(N° 19)
En la calle, sentí que alguien estaba a punto de agredirme; me hice a un costado, y por mi izquierda pasó un hombre alto, delgado, razonablemente vestido, que trataba de disimular para que nadie se diera cuenta de que un momento antes era un ser repulsivo, inhumano. (Posdata 94, 28 de junio de 1996)
(N° 19)
Los observo desde el ómnibus detenido por la luz roja: la muchacha, entre el cine y el quiosco de revistas, mirando hacia el quiosco; el joven, invisible para mí la mayor parte del tiempo, tapado por el quiosco. De pronto el joven aparece y besa a la muchacha en la boca; se separan, él vuelve a desaparecer, y pronto aparece de nuevo, la besa, se vuelven a separar. No con la gracia de un baile o de un sketch humorístico, sino gravemente. (Posdata 94, 28 de junio de 1996)
(N° 34)En una esquina hay un hombre respirando, entre apoyado y sentado en uno de esos muros bajos que a veces anteceden a las vidrieras de los comercios.
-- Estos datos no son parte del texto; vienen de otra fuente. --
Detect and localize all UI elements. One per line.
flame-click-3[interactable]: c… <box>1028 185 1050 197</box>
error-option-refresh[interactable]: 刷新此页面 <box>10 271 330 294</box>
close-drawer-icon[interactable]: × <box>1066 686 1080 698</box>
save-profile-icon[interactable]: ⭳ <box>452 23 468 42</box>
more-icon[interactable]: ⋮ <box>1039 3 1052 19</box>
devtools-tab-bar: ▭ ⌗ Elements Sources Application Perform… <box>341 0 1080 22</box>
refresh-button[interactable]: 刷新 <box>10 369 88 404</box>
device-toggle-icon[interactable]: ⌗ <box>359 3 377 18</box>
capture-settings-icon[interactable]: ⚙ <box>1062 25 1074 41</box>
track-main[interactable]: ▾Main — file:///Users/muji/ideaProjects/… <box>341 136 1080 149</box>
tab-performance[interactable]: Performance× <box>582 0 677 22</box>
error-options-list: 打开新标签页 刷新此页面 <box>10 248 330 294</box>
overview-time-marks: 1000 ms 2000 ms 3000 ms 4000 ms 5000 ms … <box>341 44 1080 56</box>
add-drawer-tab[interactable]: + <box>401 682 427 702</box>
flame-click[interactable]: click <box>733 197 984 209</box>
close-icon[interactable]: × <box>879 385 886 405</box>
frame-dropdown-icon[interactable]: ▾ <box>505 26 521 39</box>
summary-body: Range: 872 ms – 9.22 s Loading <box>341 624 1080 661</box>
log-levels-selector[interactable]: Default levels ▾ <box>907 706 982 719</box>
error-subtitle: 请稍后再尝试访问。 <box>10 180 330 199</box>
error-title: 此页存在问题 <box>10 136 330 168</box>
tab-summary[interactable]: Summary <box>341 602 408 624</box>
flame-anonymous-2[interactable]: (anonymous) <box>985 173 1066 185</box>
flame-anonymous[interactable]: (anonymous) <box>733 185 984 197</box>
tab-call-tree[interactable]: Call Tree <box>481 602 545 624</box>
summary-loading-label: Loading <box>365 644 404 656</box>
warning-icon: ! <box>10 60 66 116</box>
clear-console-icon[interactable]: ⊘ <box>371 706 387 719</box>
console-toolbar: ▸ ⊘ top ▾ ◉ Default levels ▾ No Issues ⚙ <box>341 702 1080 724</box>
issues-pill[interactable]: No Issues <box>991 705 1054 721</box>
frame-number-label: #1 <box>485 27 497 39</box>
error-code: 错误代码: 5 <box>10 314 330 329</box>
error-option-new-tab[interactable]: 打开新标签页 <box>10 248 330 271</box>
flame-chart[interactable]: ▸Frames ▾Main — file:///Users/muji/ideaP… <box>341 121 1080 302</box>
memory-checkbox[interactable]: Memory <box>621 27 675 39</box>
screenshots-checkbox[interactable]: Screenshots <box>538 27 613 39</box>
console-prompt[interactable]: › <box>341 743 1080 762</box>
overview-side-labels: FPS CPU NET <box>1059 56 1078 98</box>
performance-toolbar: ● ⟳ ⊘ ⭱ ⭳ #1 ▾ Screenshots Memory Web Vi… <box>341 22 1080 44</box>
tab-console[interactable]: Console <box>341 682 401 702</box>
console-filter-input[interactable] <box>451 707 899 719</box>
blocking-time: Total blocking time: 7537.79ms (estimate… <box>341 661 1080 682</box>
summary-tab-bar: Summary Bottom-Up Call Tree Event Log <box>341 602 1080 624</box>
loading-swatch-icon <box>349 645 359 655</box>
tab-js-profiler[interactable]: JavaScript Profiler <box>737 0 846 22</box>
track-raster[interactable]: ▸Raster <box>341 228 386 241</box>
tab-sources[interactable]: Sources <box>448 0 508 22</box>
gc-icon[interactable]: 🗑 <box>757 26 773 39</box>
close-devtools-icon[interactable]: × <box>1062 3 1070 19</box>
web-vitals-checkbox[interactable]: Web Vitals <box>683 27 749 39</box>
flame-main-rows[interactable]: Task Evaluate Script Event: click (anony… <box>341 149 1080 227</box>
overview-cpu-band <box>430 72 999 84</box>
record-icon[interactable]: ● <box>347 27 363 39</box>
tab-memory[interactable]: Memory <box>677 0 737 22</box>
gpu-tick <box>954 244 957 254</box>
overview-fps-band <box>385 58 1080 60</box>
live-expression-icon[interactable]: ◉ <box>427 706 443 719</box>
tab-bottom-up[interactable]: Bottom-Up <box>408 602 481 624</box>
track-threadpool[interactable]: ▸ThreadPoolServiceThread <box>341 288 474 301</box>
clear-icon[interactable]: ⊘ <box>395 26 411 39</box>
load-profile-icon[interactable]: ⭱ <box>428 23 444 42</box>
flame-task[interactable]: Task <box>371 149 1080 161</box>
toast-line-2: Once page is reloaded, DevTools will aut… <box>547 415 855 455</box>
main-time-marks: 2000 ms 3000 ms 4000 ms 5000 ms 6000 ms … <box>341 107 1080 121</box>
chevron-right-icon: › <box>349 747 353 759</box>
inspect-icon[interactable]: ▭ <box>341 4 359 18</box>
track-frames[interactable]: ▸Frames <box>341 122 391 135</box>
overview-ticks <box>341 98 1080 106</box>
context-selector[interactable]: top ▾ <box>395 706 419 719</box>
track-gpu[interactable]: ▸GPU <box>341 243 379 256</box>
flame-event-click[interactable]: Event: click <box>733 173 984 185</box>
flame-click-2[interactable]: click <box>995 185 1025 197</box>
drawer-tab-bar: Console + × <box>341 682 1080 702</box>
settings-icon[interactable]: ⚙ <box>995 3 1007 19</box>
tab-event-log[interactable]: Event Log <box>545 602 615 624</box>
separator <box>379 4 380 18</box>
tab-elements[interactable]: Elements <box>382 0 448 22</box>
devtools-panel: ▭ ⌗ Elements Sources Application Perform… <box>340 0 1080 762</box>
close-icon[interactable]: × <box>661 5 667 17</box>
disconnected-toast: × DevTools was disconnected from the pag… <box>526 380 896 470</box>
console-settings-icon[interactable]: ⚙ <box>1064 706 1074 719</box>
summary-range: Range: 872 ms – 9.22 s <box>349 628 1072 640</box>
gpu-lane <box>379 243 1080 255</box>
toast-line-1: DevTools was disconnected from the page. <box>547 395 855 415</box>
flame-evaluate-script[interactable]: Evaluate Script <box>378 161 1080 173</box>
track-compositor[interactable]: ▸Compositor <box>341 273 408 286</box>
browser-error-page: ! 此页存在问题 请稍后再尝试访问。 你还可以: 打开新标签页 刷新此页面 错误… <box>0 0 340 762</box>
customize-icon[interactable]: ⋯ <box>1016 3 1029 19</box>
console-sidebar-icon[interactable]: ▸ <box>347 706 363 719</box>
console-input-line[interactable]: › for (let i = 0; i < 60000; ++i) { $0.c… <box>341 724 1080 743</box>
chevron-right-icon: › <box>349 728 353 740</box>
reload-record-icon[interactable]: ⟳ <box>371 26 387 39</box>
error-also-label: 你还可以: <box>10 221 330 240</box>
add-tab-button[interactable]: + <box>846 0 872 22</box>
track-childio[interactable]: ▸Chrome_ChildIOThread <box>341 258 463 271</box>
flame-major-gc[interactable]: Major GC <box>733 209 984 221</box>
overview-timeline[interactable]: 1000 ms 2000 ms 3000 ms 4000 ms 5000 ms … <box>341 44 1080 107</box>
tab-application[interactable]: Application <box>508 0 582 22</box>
Tras él, se ve una cortina metálica baja. Es sábado, o domingo. Yo miro desde un auto que llegó a la esquina y fue detenido por un semáforo en rojo. Es una tarde gris, y pocas cosas me provocan mayor tristeza que las cortinas metálicas bajas, cuando son antiguas y están muy sucias, en una tarde gris. Debía ser domingo; sólo los domingos producen tal sentimiento de desolación en una ciudad. El hombre estaba totalmente concentrado en respirar, como en un ataque moderado de asma, pero seguramente no era asma, sino cáncer, o alguna otra enfermedad mortal. Estaba muy demacrado; unas ojeras oscuras le rodeaban los ojos casi por completo. Buscaba el aire con la boca entreabierta y lo forzaba a entrar hasta el fondo de los pulmones, dilatando la parte inferior del pecho. Se le notaban las costillas, aunque tenía la camisa puesta. Respiraba y miraba, pero no era mucha la atención que le prestaba a lo que veía; todos sus sentidos parecían concentrados en el esfuerzo para hacer entrar el aire, y en la apreciación del aire que entraba y salía. Ya no le quedaba otra cosa que hacer; sólo tratar de seguir respirando, y él lo sabía, y lo aceptaba, y aun lo disfrutaba, mientras muchos otros respirábamos sin darnos cuenta y no sabíamos qué hacer para entretenernos en esa tarde de domingo. Cambió la luz en el semáforo; el auto siguió su camino. (Posdata 94, 25 de octubre de 1996)
(N° 31)A Gabriela Onetto
(Posdata 105, 2 de septiembre de 1996)
(N° 21)La vieja ciega se abalanzaba sobre el puesto callejero, enarbolando un bastón que no era blanco y no era tampoco bastón, sino una larga varilla de metal, pesada, que a veces golpeaba contra el piso: ¡clinc, clang! Daba la impresión de que estaba atacando a la gente del puestito, pero sólo quería tomar un ómnibus. Un hombre del puesto la agarró del brazo y la fue llevando lentamente hasta la esquina, donde había un ómnibus parado con la puerta abierta. Pensé que estaría esperando a la ciega, pero de inmediato me arrepentí del pensamiento; los ómnibus no esperan a los ciegos ni a nadie. En seguida vi que el chofer se había bajado y estaba discutiendo con alguien, a los gritos. Uno de los que gritaban decía: "¿Querés que te enseñe a manejar?". Se oía el bastón de la vieja golpeando: clinc, clang. Seguí andando hasta terminar de cruzar la calle, y cuando llegué a la vereda me paré junto al semáforo y me di vuelta para observar la conclusión de la historia. Demasiado tarde. El ómnibus estaba con la puerta cerrada, ya había arrancado y ya se había desplazado unos metros. La vieja ciega y su horrible bastón ya no estaban a la vista. Incluso el grupo de mirones que se había formado en la vereda para disfrutar de la pelea, ya se había disuelto. Todo se había disuelto; no había sido más que una explosión fugaz de violencia, como un cortocircuito; algo que estalla de tanto en tanto entre los constantes, cotidianos canales de violencia que todo el tiempo se van desplazando normalmente; normalmente --------por la calle. (Posdata 96, 12 de julio de 1996) Mario Levrero. Montevideo, 1996.